Mausoleo donde yacen los restos de los mártires. Cementerio de Motril, Granada (España).

Los agustinos recoletos, desde 1937, empezaron a hacer las primeras diligencias para poder instruir un proceso sobre el martirio de sus siete religiosos y del dicho sacerdote secular. El día 2 de febrero de 1952, ante el Arzobispo de Granada, Monseñor Balbino Santos y Olivera, tuvo lugar la sesión de apertura de dicho proceso sobre la fama del martirio. Paralelamente se instruyó también el proceso «Super non cultu». Dificultades burocráticas ajenas a toda clase de proceso canónico instruido según la legislación entonces vigente retrasaron el desarrollo del proceso. La primera fase duró hasta 1957.
El 28 de noviembre de 1971, la postulación presentó una nueva lista de testigos y aportó nuevos documentos. El día 29 del mismo mes comenzó la segunda fase del proceso. Fueron interrogados dos testigos en Granada y otros dos por exhorto en la diócesis de Ribeirao Preto (Brasil). El proceso se clausuró el 2 de junio de 1972. La Congregación de las Causas de los Santos, examinando el proceso, el 2 de mayo de 1986 emitió el decreto de validez.

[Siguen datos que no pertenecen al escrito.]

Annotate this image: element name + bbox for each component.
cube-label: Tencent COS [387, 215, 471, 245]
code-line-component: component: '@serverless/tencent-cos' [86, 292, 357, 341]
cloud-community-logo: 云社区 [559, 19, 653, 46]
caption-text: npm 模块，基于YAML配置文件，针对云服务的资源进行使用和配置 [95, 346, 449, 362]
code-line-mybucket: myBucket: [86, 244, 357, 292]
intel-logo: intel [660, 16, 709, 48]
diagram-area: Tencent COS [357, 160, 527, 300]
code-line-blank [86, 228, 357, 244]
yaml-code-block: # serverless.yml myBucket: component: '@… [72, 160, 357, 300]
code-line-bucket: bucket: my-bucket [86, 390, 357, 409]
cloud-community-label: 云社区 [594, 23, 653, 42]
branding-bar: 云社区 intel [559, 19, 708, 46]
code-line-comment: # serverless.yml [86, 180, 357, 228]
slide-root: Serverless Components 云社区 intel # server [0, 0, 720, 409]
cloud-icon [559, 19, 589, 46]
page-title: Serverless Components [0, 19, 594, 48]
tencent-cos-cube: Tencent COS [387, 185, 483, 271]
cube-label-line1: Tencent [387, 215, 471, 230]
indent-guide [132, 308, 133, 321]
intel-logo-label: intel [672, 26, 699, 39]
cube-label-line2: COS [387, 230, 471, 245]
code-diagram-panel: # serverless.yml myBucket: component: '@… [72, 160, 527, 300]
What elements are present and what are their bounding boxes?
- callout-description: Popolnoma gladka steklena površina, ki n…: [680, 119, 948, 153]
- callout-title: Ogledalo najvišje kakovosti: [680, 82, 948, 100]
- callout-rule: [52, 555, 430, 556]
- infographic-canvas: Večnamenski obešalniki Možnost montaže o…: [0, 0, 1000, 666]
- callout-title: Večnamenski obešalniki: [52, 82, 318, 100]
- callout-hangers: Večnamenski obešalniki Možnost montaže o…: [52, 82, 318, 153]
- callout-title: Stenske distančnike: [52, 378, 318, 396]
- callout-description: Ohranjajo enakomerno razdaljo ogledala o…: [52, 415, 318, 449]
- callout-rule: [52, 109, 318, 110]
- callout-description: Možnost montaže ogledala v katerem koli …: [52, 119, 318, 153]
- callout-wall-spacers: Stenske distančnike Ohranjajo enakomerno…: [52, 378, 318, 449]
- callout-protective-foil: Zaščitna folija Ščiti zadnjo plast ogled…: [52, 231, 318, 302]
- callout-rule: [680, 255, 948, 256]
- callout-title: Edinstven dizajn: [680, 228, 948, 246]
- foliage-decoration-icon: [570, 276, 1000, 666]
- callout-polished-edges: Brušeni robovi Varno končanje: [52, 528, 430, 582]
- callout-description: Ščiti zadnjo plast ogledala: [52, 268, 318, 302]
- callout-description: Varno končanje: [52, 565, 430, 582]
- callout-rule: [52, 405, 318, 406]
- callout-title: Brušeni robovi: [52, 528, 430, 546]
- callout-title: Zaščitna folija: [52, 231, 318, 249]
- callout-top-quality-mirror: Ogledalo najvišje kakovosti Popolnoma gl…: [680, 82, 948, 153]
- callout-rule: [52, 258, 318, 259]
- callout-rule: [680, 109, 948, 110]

Durante la instrucción del proceso fueron interrogados 36 testigos, de los cuales 6 eran agustinos recoletos; una religiosa agustina recoleta; un sacerdote secular; una religiosa mercedaria y 27 seglares. Treinta y cuatro testigos habían sido presentados por el postulador, y 2 fueron llamados de oficio por el tribunal. Preparada la «Positio», el 28 de mayo de 1996 el Congreso especial de Teólogos Consultores dos su veredicto favorable a la Causa. El día 21 de enero de 1997, en sesión ordinaria de Cardenales y Obispos para la Causa de los Santos, declararon la veracidad de su martirio.

El 25 de marzo de 1997, el Sumo Pontífice San Juan Pablo II ratificó la declaración y mandó redactar, según las normas, el decreto correspondiente. Dicho decreto, firmado por el Papa el día 8 de abril de 1997 fue hecho público y anotado en las actas de la Congregación de las Causas de los Santos. Finalmente son proclamados Beatos el domingo 8 de marzo de 1999.
Los restos de los beatos, a excepción de los del sacerdote diocesano que descansan en la iglesia parroquial de su ciudad natal; Churriana de la Vega, se hallan en un mausoleo en el cementerio de Motril.